As he watched the woman cross the overgrown lawn to her house Crispin remembered again the frantic hours before the birds’ final hopeless attack. Hopeless it seemed now, when their bodies lay in a wet quilt over the cold Norfolk marshes, but then, only two months earlier, when the sky above the ship had been dark with their massing forms, it was Crispin who had given up hope.

The birds had been larger than men, with wing spans of twenty feet or more that shut out the sun. Crispin had raced like a madman across the rusty metal decks, dragging the ammunition cans in his torn arms from the armoury and loading them into the breeches of the machine-guns, while Quimby, the idiot youth from the farm at Long Reach whom Crispin had persuaded to be his gun loader, gibbered to himself on the foredeck, hopping about on his club foot as he tried to escape from the huge shadows sweeping across him. When the birds began their first dive, and the sky turned into a white scythe, Crispin had barely enough time to buckle himself into the shoulder harness of the turret.

Yet he had won, shooting the first wave down into the marshes as they soared towards him like a white armada, then turning to fire at the second group swooping in low across the river behind his back. The hull of the picket ship was still dented with the impacts their bodies had made as they struck the sides above the waterline. At the height of the battle the birds had been everywhere, wings like screaming crosses against the sky, their corpses crashing through the rigging on to the decks around him as he swung the heavy guns, firing from rail to rail. A dozen times Crispin had given up hope, cursing the men who had left him alone on this rusty hulk to face the giant birds, and who made him pay for Quimby out of his own pocket.

But then, when the battle had seemed to last for ever, when the sky was still full of birds and his ammunition had nearly gone, he noticed Quimby dancing on the corpses heaped on the deck, pitching them into the water with his two-pronged fork as they thudded around him.

Then Crisp in knew that he had won. When the firing slackened Quimby dragged up more ammunition, eager for killing, his face and deformed chest smeared with feathers and blood. Shouting himself now, with a fierce pride in his own courage and fear, Crispin had destroyed the remainder of the birds, shooting the stragglers, a few fledgling peregrines, as they fled towards the cliff. For an hour after the last of the birds had died, when the river and the creeks near the ship ran red with their blood, Crispin had sat in the turret, firing the guns at the sky that had dared attack him.

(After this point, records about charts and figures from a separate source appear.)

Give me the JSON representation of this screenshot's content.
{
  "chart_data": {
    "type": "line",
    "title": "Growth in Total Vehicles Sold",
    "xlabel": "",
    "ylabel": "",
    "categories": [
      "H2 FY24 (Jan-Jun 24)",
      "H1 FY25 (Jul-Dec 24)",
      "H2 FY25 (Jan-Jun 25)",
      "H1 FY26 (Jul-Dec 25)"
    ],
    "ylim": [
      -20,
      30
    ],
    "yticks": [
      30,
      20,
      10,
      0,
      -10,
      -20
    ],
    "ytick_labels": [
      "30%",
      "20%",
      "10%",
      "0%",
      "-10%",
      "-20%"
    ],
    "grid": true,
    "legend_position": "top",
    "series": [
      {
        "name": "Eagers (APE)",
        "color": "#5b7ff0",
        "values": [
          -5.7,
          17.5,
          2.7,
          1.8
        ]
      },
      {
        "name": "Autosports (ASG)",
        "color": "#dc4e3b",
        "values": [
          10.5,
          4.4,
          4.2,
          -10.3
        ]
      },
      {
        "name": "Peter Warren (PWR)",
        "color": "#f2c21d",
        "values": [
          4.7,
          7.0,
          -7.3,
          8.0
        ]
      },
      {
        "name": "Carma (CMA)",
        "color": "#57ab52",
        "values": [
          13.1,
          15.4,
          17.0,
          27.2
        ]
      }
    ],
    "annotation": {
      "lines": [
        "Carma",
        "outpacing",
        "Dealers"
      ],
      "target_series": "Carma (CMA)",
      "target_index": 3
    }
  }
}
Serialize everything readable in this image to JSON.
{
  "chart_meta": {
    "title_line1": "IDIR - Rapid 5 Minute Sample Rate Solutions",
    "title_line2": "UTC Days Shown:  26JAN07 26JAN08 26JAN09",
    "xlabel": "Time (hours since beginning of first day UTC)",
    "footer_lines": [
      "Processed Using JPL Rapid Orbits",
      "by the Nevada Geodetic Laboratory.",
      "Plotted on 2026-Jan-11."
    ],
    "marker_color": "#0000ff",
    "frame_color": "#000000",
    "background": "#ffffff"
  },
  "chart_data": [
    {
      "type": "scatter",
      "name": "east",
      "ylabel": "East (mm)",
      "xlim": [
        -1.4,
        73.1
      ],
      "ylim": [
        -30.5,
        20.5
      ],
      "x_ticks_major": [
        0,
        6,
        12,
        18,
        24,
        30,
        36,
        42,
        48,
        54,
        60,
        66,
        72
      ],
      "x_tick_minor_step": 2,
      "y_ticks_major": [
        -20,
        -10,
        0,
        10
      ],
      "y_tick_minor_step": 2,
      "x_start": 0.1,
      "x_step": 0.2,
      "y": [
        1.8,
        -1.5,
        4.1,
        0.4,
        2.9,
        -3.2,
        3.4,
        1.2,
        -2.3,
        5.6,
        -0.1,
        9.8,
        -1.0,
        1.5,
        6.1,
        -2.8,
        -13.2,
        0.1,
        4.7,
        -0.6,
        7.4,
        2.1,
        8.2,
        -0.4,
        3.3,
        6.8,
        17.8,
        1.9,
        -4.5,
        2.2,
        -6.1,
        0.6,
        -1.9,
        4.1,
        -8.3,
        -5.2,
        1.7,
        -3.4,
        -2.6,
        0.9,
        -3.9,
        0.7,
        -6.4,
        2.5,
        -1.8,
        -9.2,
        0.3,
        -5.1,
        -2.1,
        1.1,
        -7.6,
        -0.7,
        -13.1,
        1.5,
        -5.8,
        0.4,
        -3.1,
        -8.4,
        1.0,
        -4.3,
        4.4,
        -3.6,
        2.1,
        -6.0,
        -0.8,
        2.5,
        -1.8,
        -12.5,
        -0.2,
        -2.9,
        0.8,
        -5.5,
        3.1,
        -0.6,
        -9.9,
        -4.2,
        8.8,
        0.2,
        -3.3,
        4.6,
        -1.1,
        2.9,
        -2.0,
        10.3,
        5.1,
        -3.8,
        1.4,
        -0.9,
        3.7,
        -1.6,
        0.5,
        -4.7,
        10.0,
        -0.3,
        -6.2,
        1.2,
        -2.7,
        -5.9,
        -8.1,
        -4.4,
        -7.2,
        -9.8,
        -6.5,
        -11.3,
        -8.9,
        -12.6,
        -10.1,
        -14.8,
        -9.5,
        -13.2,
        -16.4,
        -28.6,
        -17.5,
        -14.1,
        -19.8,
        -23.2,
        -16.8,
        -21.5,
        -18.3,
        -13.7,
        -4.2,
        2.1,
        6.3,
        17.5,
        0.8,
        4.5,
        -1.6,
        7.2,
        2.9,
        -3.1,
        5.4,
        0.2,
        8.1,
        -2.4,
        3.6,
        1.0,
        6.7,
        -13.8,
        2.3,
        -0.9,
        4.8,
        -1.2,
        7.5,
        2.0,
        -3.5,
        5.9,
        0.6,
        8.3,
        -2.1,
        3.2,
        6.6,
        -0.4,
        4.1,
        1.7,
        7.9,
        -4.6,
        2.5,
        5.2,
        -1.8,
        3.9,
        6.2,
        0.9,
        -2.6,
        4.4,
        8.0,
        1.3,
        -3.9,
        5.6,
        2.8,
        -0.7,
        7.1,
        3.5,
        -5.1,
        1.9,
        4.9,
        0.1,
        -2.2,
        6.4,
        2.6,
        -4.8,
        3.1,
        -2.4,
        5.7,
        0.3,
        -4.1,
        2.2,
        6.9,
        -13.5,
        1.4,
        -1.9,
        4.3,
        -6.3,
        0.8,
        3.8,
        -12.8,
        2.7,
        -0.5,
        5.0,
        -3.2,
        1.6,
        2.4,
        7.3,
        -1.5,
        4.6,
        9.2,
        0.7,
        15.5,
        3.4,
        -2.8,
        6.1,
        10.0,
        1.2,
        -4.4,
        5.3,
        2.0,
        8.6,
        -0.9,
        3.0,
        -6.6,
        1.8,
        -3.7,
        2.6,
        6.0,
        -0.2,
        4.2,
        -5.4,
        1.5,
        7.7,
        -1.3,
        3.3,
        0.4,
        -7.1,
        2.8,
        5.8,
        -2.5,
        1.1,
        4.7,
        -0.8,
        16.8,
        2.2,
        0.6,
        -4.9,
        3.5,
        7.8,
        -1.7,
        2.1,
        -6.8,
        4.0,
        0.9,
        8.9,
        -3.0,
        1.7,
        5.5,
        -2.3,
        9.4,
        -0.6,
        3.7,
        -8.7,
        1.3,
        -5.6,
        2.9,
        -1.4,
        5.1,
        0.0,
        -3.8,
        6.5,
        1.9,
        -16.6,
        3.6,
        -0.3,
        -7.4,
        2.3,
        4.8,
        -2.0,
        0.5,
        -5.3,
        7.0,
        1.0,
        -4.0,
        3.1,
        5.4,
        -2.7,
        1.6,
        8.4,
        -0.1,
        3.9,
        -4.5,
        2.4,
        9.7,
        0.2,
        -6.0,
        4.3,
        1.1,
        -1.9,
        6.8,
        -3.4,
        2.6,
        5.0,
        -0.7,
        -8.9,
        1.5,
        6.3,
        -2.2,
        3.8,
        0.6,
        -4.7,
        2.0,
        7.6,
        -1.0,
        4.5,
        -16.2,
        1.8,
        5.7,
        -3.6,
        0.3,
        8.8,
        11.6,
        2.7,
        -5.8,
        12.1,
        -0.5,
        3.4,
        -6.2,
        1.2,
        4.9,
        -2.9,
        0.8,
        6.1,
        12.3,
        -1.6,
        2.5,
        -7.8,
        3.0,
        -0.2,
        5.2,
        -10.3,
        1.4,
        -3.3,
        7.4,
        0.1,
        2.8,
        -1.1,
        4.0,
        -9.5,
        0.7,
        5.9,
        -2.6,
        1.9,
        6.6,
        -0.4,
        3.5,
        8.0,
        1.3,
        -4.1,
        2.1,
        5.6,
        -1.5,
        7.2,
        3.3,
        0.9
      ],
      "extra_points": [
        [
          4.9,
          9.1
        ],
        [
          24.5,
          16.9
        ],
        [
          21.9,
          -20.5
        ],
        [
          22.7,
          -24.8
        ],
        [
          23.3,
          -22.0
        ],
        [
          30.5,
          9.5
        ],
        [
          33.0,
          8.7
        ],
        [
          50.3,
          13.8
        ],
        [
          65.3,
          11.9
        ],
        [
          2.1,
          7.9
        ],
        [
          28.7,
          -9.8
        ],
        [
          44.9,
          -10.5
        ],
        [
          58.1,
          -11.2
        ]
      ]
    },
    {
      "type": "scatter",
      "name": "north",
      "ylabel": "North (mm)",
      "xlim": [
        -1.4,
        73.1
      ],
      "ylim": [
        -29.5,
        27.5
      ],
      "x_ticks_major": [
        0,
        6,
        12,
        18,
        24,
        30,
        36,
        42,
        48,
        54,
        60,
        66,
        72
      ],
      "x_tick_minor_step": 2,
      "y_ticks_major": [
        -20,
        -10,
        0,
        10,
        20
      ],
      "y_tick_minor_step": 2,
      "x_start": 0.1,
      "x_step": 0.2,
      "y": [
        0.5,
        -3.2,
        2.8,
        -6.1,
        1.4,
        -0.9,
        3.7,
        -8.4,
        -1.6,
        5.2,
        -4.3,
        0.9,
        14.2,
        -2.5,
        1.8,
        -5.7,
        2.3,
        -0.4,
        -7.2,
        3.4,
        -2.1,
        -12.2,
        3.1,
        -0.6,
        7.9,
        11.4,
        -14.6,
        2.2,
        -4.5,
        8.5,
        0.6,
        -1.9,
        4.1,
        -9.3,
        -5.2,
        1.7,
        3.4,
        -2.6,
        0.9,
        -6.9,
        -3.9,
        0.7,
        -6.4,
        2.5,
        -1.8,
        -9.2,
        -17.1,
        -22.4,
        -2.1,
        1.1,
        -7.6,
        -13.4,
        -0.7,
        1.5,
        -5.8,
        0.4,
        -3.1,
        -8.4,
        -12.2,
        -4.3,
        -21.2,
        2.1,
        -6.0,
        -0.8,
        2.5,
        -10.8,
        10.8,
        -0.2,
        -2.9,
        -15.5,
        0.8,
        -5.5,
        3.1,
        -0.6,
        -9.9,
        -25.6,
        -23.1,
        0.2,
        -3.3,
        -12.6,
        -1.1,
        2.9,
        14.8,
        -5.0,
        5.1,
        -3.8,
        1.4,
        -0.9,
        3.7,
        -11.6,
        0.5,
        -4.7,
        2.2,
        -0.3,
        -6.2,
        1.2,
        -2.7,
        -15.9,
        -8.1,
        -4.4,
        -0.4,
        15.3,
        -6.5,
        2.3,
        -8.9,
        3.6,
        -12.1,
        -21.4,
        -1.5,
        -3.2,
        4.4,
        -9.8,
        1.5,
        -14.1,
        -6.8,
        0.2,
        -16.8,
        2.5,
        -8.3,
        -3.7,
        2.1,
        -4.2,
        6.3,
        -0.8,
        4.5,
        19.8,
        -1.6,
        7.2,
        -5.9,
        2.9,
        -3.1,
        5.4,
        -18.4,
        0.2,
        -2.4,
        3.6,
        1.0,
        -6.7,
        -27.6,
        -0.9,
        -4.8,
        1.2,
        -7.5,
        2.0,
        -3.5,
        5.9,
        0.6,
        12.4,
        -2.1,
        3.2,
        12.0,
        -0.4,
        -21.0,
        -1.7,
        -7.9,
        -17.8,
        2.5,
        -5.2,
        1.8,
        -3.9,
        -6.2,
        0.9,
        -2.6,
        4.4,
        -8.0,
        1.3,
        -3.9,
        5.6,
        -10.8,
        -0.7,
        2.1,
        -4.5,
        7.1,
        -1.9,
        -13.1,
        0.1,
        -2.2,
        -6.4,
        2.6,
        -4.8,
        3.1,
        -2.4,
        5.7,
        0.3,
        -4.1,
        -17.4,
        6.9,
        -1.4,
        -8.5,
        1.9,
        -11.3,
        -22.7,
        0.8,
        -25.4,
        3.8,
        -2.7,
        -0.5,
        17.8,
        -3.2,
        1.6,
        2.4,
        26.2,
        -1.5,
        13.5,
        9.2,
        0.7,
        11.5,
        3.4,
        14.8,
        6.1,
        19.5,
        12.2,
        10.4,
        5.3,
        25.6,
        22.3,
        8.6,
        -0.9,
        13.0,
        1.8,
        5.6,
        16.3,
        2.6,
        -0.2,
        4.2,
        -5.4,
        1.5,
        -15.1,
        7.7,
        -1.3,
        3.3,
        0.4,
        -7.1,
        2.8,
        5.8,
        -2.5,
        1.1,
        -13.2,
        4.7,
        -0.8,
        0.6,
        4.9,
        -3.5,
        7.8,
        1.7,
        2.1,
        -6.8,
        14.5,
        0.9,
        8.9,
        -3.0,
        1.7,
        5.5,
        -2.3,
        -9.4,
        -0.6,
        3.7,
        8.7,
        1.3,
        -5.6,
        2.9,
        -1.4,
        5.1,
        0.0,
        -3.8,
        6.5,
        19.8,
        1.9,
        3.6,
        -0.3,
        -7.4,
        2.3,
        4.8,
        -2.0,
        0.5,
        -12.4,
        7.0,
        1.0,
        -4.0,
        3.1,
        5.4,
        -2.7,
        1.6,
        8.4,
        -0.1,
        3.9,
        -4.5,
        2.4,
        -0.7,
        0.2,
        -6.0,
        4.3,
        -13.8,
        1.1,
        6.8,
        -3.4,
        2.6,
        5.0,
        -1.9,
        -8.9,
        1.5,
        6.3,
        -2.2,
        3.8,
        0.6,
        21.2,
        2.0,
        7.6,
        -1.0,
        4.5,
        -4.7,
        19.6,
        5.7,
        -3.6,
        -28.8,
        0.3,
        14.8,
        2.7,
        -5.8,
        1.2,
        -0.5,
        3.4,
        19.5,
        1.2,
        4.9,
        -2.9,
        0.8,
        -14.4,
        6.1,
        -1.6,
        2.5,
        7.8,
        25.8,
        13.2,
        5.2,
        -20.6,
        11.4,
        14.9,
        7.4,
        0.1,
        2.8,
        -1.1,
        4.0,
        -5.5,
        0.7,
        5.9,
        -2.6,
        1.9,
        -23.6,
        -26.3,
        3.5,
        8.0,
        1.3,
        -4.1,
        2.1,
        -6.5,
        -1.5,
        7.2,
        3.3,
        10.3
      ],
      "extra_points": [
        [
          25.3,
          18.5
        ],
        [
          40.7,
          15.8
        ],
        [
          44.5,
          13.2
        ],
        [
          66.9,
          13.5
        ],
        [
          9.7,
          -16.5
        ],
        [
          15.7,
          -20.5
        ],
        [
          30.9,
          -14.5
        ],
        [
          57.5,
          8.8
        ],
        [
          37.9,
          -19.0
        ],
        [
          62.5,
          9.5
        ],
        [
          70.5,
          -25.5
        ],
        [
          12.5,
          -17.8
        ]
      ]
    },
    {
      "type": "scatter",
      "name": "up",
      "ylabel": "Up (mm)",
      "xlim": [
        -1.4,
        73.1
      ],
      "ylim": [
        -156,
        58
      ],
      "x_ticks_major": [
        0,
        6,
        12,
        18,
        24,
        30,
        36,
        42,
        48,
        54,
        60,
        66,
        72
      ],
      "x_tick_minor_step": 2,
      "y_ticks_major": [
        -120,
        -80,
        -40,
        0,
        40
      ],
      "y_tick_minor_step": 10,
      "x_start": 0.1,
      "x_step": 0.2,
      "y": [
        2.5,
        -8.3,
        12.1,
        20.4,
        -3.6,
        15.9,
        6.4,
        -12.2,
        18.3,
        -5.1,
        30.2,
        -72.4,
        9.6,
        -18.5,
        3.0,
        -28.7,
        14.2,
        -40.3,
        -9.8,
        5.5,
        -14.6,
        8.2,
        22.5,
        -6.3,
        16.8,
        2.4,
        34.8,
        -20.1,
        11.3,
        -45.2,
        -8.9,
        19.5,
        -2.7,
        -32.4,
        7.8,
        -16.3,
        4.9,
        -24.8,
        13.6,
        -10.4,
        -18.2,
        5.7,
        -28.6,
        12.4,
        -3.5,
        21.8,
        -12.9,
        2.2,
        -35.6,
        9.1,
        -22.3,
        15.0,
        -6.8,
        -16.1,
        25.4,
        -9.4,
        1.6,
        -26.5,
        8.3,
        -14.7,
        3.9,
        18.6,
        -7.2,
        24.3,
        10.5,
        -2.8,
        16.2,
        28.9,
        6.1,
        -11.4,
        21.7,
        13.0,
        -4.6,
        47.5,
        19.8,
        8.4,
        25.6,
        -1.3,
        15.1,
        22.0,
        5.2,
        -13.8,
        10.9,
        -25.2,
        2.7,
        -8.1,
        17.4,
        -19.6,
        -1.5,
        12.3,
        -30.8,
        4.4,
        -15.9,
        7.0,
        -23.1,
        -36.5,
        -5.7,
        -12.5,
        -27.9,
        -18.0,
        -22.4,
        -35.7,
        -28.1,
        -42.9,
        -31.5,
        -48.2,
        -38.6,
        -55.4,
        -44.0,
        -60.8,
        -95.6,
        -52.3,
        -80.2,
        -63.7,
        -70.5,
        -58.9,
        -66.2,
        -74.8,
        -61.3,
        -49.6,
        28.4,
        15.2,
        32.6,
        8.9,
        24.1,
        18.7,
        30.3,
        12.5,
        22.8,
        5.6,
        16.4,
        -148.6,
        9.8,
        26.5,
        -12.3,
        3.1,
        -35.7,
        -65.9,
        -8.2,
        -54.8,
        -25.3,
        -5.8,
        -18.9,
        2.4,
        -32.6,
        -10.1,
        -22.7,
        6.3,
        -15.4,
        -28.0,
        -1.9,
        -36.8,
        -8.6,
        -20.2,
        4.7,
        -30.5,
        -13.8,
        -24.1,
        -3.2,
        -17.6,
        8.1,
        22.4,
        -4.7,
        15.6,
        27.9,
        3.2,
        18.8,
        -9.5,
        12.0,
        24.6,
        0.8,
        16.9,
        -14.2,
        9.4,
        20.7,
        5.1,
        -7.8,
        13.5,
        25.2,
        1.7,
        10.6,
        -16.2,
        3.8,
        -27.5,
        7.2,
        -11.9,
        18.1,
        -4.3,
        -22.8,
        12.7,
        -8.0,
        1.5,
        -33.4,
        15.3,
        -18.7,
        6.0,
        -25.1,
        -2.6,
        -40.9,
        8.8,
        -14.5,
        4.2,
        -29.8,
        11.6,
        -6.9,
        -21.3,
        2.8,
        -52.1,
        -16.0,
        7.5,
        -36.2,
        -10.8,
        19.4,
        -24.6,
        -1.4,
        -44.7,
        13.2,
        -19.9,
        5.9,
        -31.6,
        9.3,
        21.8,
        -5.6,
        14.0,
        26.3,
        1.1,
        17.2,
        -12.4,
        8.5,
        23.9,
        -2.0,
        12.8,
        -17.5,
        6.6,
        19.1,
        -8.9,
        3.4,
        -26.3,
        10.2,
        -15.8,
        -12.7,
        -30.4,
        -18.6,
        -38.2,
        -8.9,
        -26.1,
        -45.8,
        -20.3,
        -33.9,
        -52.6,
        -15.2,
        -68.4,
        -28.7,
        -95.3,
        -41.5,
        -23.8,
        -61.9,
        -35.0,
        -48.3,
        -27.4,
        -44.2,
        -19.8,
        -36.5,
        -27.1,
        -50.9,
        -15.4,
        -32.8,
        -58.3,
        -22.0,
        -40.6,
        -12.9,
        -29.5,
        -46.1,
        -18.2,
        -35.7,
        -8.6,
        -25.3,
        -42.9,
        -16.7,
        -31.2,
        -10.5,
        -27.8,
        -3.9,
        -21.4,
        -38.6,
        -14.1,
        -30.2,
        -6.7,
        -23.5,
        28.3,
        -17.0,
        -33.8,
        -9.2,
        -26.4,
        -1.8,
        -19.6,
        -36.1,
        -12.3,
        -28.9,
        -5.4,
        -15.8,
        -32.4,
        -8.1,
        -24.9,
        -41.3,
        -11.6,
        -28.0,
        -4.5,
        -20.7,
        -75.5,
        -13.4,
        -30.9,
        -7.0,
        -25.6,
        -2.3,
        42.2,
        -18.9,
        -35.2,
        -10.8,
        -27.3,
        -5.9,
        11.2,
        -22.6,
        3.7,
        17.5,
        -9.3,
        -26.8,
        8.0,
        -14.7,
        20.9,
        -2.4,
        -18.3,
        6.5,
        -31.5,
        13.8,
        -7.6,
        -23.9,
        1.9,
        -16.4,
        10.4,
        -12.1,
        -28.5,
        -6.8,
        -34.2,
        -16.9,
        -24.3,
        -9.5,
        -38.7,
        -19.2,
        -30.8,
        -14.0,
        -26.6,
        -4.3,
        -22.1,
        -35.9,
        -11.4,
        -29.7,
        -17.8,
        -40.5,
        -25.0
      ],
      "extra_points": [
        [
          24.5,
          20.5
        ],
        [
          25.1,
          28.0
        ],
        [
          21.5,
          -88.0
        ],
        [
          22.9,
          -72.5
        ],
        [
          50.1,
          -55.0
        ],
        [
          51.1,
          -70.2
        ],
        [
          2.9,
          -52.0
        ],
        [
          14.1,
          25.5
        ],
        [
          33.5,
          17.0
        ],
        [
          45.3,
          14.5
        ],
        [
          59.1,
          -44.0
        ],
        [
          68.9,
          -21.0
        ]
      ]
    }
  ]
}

Later, when the excitement and pulse of the battle had passed, he realized that the only witness of his stand against this aerial armageddon had been a club-footed idiot to whom no one would ever listen. Of course, the white-haired woman had been there, hiding behind the shutters in her house, but Crispin had not noticed her until several hours had passed, when she began to walk among the corpses. To begin with, therefore, he had been glad to see the birds lying where they had fallen, their blurred forms eddying away in the cold water of the river and the marshes. He sent Quimby back to his farm, and watched the idiot dwarf punt his way down-river among the swollen corpses. Then, crossed bandoliers of machine-gun cartridges around his chest, Crispin took command of his bridge.

The woman’s appearance on the scene he welcomed, glad someone else was there to share his triumph, and well aware that she must have noticed him patrolling the captain’s walk of the picket ship. But after a single glance the woman never again looked at him. She seemed intent only on searching the beach and the meadow below her house.

On the third day after the battle she had come out on to the lawn with Quimby, and the dwarf spent the morning and afternoon clearing away the bodies of the birds that had fallen there. He heaped them on to a heavy wooden tumbril, then harnessed himself between the shafts and dragged them away to a pit near the farm. The following day he appeared again in a wooden skiff and punted the woman, standing alone in the bows like an aloof wraith, among the bodies of the birds floating in the water. Now and then Quimby turned one of the huge corpses over with his pole, as if searching for something among them — there were apocryphal stories, which many townsfolk believed, that the beaks of the birds carried tusks of ivory, but Crispin knew this to be nonsense.